Modern Judaism, Women's Forum

by Rabbi Marianne Novak

Disclaimer: The opinions expressed here are that of the writer and do not necessarily represent the views of the Union for Traditional Judaism, unless otherwise indicated.

Rabbi Marianne Novak speaks at her smikhah (ordination) at Yeshivat Maharat.

Rabbi Shimon Ben Elazar (Babylnonian Talmud 31b) … [warns] us that real change must come from a place of wisdom, experience, and tradition, and if it doesn’t even with the best design and intentions it is destined to fail. …

That is not to say, however, that many times my work hasn’t been very challenging, especially when coming up against those who felt threatened by all women simply teaching Torah.  And during those times of exasperation it was so tempting to completely burn the house down and start over.
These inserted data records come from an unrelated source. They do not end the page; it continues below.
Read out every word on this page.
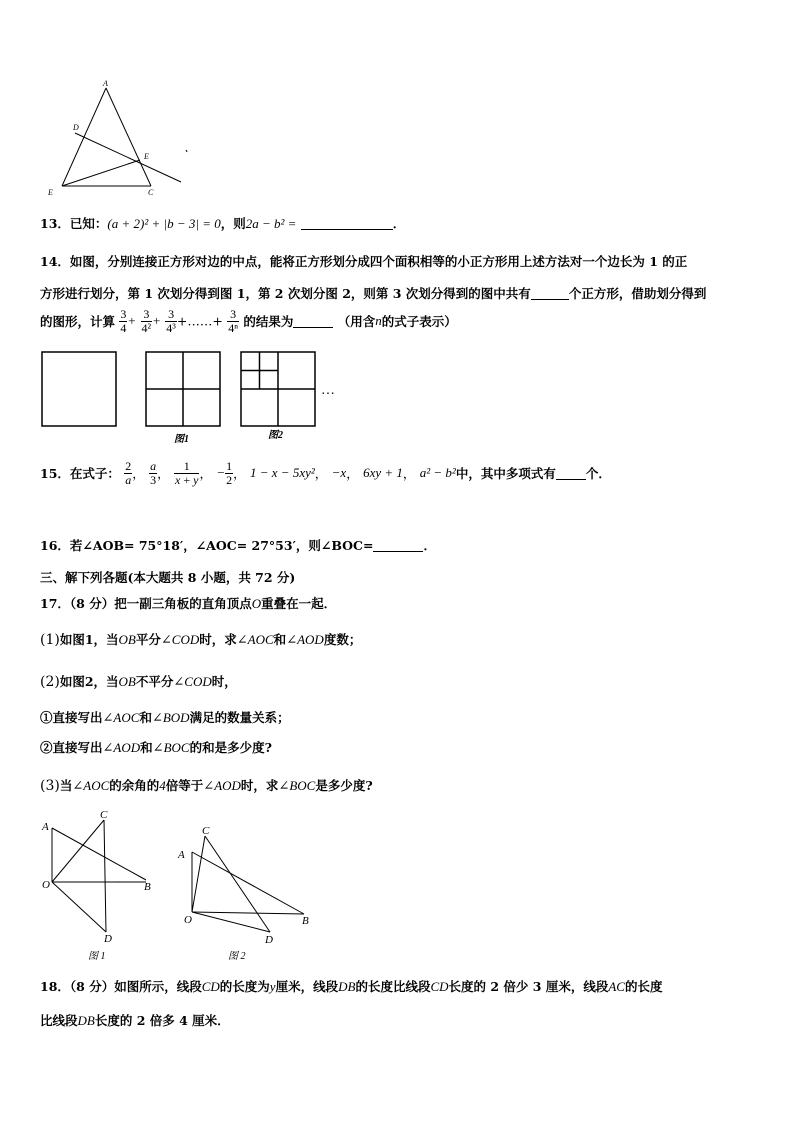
A
D
E
E	C
13．已知：(a + 2)² + |b − 3| = 0，则2a − b² =	．
14．如图，分别连接正方形对边的中点，能将正方形划分成四个面积相等的小正方形用上述方法对一个边长为 1 的正
方形进行划分，第 1 次划分得到图 1，第 2 次划分图 2，则第 3 次划分得到的图中共有	个正方形，借助划分得到
的图形，计算 $\frac{3}{4} + \frac{3}{\text{4²}} + \frac{3}{\text{4³}}$ +……+ $\frac{3}{\text{4ⁿ}}$ 的结果为	（用含n的式子表示）
…
图1	图2
15．在式子： $\frac{2}{a}$ ， $\frac{a}{3}$ ， $\frac{1}{x + y}$ ， − $\frac{1}{2}$ ， 1 − x − 5xy²， −x， 6xy + 1， a² − b²中，其中多项式有 个．
16．若∠AOB= 75°18′，∠AOC= 27°53′，则∠BOC=	．
三、解下列各题(本大题共 8 小题，共 72 分)
17．（8 分）把一副三角板的直角顶点O重叠在一起．
(1)如图1，当OB平分∠COD时，求∠AOC和∠AOD度数；
(2)如图2，当OB不平分∠COD时，
①直接写出∠AOC和∠BOD满足的数量关系；
②直接写出∠AOD和∠BOC的和是多少度?
(3)当∠AOC的余角的4倍等于∠AOD时，求∠BOC是多少度?
A
C
O	B
D
图 1
C
A
O	B
D
图 2
18．（8 分）如图所示，线段CD的长度为y厘米，线段DB的长度比线段CD长度的 2 倍少 3 厘米，线段AC的长度
比线段DB长度的 2 倍多 4 厘米．
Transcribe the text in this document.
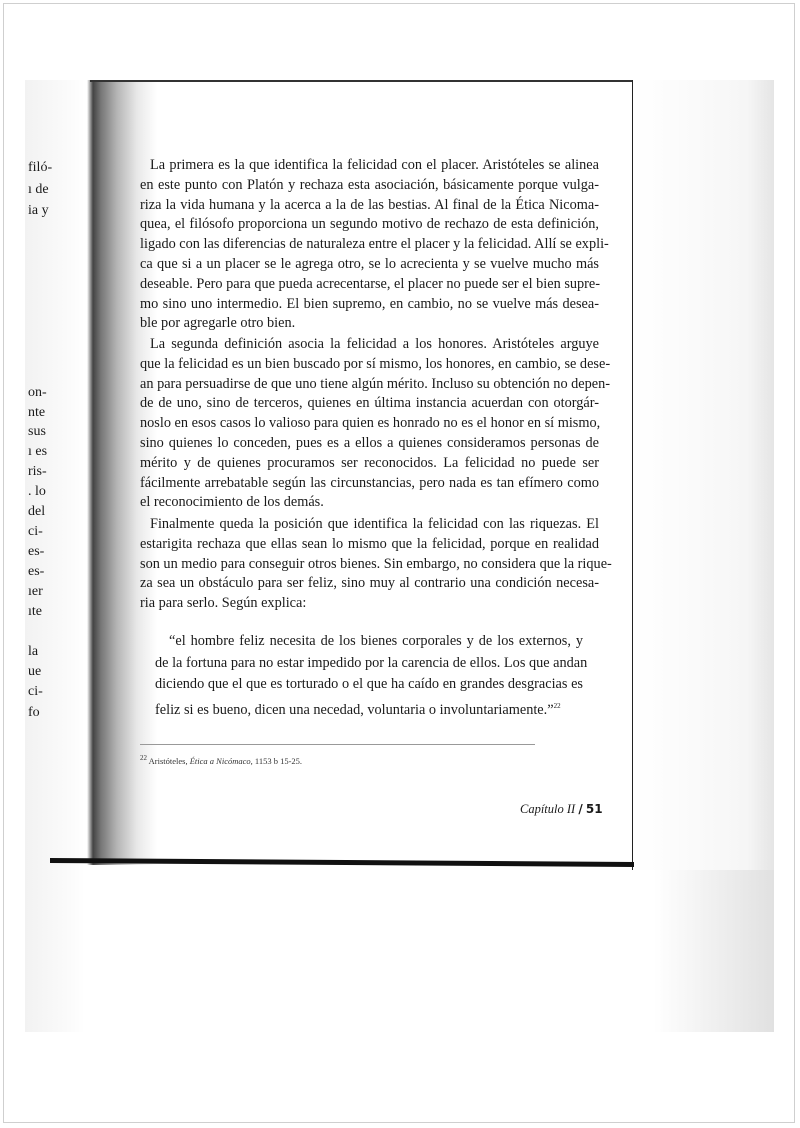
filó-
ı de
ia y
on-
nte
sus
ı es
ris-
. lo
del
ci-
es-
es-
ıer
ıte
la
ue
ci-
fo
La primera es la que identifica la felicidad con el placer. Aristóteles se alinea
en este punto con Platón y rechaza esta asociación, básicamente porque vulga-
riza la vida humana y la acerca a la de las bestias. Al final de la Ética Nicoma-
quea, el filósofo proporciona un segundo motivo de rechazo de esta definición,
ligado con las diferencias de naturaleza entre el placer y la felicidad. Allí se expli-
ca que si a un placer se le agrega otro, se lo acrecienta y se vuelve mucho más
deseable. Pero para que pueda acrecentarse, el placer no puede ser el bien supre-
mo sino uno intermedio. El bien supremo, en cambio, no se vuelve más desea-
ble por agregarle otro bien.
La segunda definición asocia la felicidad a los honores. Aristóteles arguye
que la felicidad es un bien buscado por sí mismo, los honores, en cambio, se dese-
an para persuadirse de que uno tiene algún mérito. Incluso su obtención no depen-
de de uno, sino de terceros, quienes en última instancia acuerdan con otorgár-
noslo en esos casos lo valioso para quien es honrado no es el honor en sí mismo,
sino quienes lo conceden, pues es a ellos a quienes consideramos personas de
mérito y de quienes procuramos ser reconocidos. La felicidad no puede ser
fácilmente arrebatable según las circunstancias, pero nada es tan efímero como
el reconocimiento de los demás.
Finalmente queda la posición que identifica la felicidad con las riquezas. El
estarigita rechaza que ellas sean lo mismo que la felicidad, porque en realidad
son un medio para conseguir otros bienes. Sin embargo, no considera que la rique-
za sea un obstáculo para ser feliz, sino muy al contrario una condición necesa-
ria para serlo. Según explica:
“el hombre feliz necesita de los bienes corporales y de los externos, y
de la fortuna para no estar impedido por la carencia de ellos. Los que andan
diciendo que el que es torturado o el que ha caído en grandes desgracias es
feliz si es bueno, dicen una necedad, voluntaria o involuntariamente.”$^{22}$
$^{22}$ Aristóteles, Ética a Nicómaco, 1153 b 15-25.
Capítulo II / 51
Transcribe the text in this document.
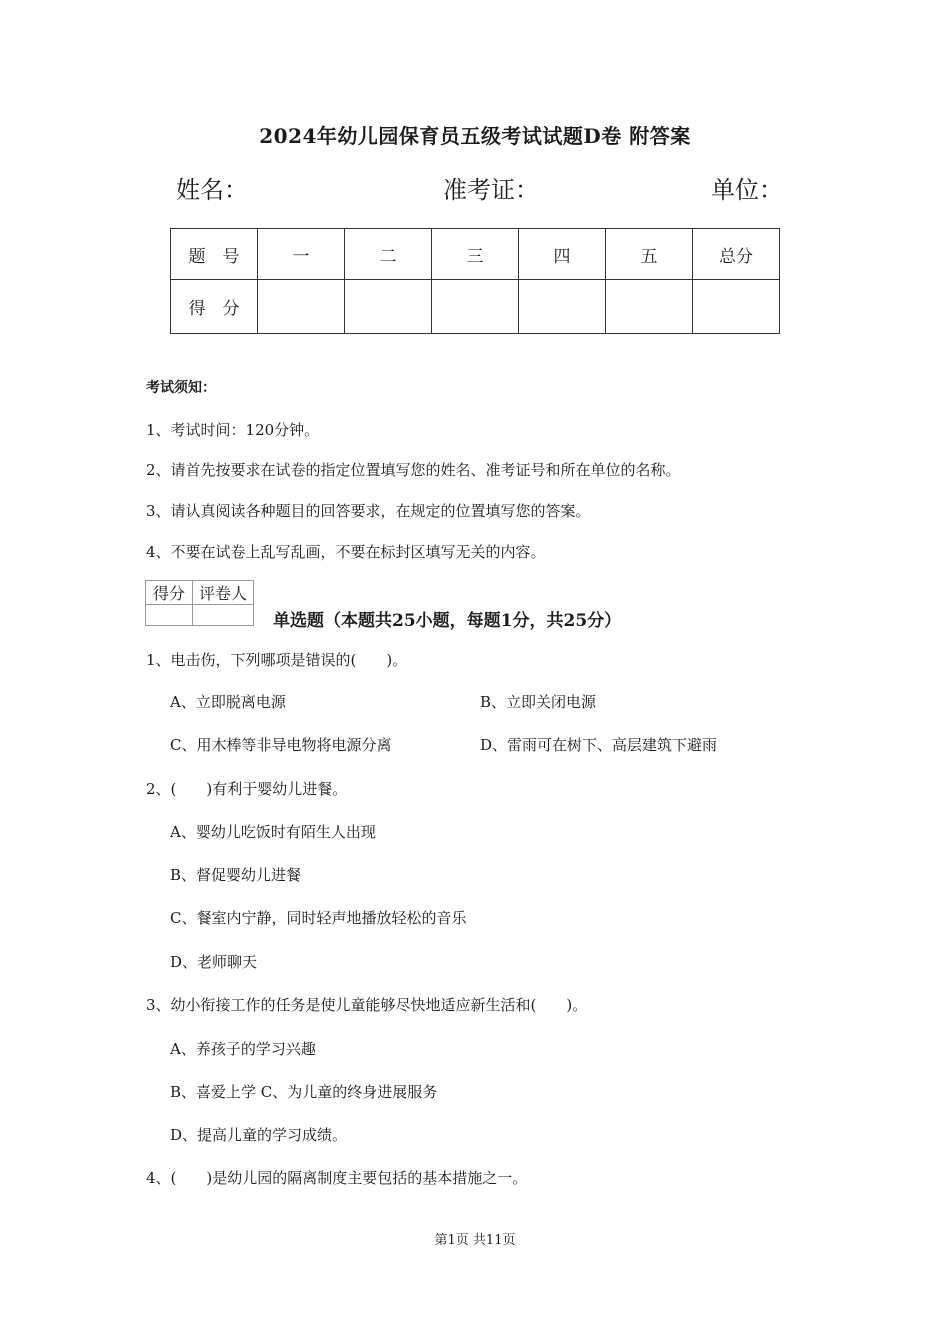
2024年幼儿园保育员五级考试试题D卷 附答案
姓名：	准考证：	单位：
题　号	一	二	三	四	五	总分
得　分						
考试须知：
1、考试时间：120分钟。
2、请首先按要求在试卷的指定位置填写您的姓名、准考证号和所在单位的名称。
3、请认真阅读各种题目的回答要求，在规定的位置填写您的答案。
4、不要在试卷上乱写乱画，不要在标封区填写无关的内容。
得分	评卷人

单选题（本题共25小题，每题1分，共25分）
1、电击伤，下列哪项是错误的(　　)。
A、立即脱离电源	B、立即关闭电源
C、用木棒等非导电物将电源分离	D、雷雨可在树下、高层建筑下避雨
2、(　　)有利于婴幼儿进餐。
A、婴幼儿吃饭时有陌生人出现
B、督促婴幼儿进餐
C、餐室内宁静，同时轻声地播放轻松的音乐
D、老师聊天
3、幼小衔接工作的任务是使儿童能够尽快地适应新生活和(　　)。
A、养孩子的学习兴趣
B、喜爱上学 C、为儿童的终身进展服务
D、提高儿童的学习成绩。
4、(　　)是幼儿园的隔离制度主要包括的基本措施之一。
第1页 共11页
But when so many want to destroy Torah from without, we can’t be complicit in that project no matter how good and seemingly pure our motives might be, as Rabbi Shimon Ben Elazar warned.  We must resist the urge to completely destroy, for destruction we can be sure of, but rebuilding, sadly, we cannot.

During her speech, Rabbi Novak spoke of the books by her father, UTJ President Rabbi David Novak, as her touchstones for wisdom, knowledge, and experience and discussed her father’s opposition to ordination of women by the Conservative movement in the 1980s (Rabbi Novak discusses his opposition in the video here).  Rabbi Marianne Novak described her father’s “prescient” statement in his 1985 book Halakhah in a Theological Dimension that if women who desire to become rabbis “choose the harder road of learning and reverence (תורה ויראה) … this traditionalist is willing to become their student.”